Key Features of Apache Iceberg

  • ACID Transactions → Ensures data consistency in distributed environments.
  • Hidden Partitioning → Automatically manages partitions; users don’t need to specify them in queries.
  • Schema Evolution → Add, drop, rename, or reorder columns without rewriting data.
  • Snapshot Isolation & Time Travel → Roll back to older snapshots or reproduce past results.
  • Pluggable Engines → Works with Spark, Trino, Flink, Presto, Snowflake, and more.
  • Scalable Metadata → Efficiently handles petabyte-scale tables with millions of files.

How Updates Work in Iceberg

When you run an UPDATE (say with Spark SQL or Flink):
  1. Identify Affected Rows
      • The query engine reads the table metadata (manifests) to find which data files contain the rows that need updating.
  1. Write New Data Files
      • Instead of modifying files directly, Iceberg creates new data files with the updated rows.
      • Old rows are marked as deleted using delete files .
  1. Update Metadata (Snapshot)
      • Iceberg commits a new snapshot where the manifest points to the new files and removes (logically) the outdated ones.
      • Old snapshots are still available for time travel.

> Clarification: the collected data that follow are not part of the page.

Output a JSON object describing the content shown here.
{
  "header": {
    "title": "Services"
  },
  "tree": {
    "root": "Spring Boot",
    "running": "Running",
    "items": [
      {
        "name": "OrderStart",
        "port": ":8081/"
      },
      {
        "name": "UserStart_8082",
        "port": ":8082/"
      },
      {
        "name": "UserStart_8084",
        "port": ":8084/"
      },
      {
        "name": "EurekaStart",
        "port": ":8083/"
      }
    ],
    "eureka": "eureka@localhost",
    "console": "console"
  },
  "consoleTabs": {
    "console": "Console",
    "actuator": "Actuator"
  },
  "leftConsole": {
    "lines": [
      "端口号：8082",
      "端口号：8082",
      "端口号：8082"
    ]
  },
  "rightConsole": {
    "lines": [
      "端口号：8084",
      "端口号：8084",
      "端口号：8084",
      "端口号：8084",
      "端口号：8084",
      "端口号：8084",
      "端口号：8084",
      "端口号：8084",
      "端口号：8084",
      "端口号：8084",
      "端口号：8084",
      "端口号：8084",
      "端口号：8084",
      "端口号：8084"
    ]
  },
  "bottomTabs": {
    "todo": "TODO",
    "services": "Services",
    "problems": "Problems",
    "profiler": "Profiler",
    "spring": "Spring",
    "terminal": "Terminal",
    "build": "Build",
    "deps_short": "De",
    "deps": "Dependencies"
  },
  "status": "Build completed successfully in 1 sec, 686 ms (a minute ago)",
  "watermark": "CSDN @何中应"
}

How Merges Work in Iceberg

A MERGE INTO operation (similar to SQL’s merge) usually involves upserts (insert + update):
  1. Join Source and Target
      • Iceberg performs a join between the source dataset (e.g., a staging table) and the target table.
  1. Row-Level Actions
      • For each matched row → update/delete depending on the conditions.
      • For unmatched rows → insert new records.
  1. File Rewrites
      • Like UPDATE, affected files are rewritten, and new snapshots are committed.
      • Depending on the execution engine, this can use row-level delete files.

Delete Files and Position Deletes

Iceberg introduces the concept of delete files to avoid rewriting huge Parquet/ORC files when only a few rows change:
  • Equality Deletes → Specify rows to delete based on column values (e.g., WHERE id=123).
  • Position Deletes → Specify row positions in a file to be deleted.
This makes MERGE and UPDATE more efficient, since only delete markers and new rows are written rather than rewriting full files.

Execution Modes

  • Copy-on-Write (COW):
    • Rewrites entire data files with updated rows.
    • Slower for frequent updates but faster reads (clean data files).
  • Merge-on-Read (MOR):
    • Writes separate delete files and new inserts.
    • Readers merge base + deletes at query time.
    • Faster writes, but slightly slower reads.

Example: MERGE in Iceberg with Spark SQL

Plain Text
MERGE INTO target t
USING source s
ON t.id = s.id
WHEN MATCHED THEN UPDATE SET t.value = s.value
WHEN NOT MATCHED THEN INSERT (id, value) VALUES (s.id, s.value)
  • Iceberg rewrites the metadata snapshot.
  • Only changed files are touched.
  • Old snapshots remain available for rollback.

Why Iceberg Matters

Apache Iceberg provides the transactional foundation for a modern lakehouse. It allows organizations to:
  • Replace rigid data warehouses with flexible cloud-native storage.
  • Enable consistent data access across multiple compute engines.
  • Support streaming + batch workloads in one unified architecture.
  • Reduce operational complexity with open standards.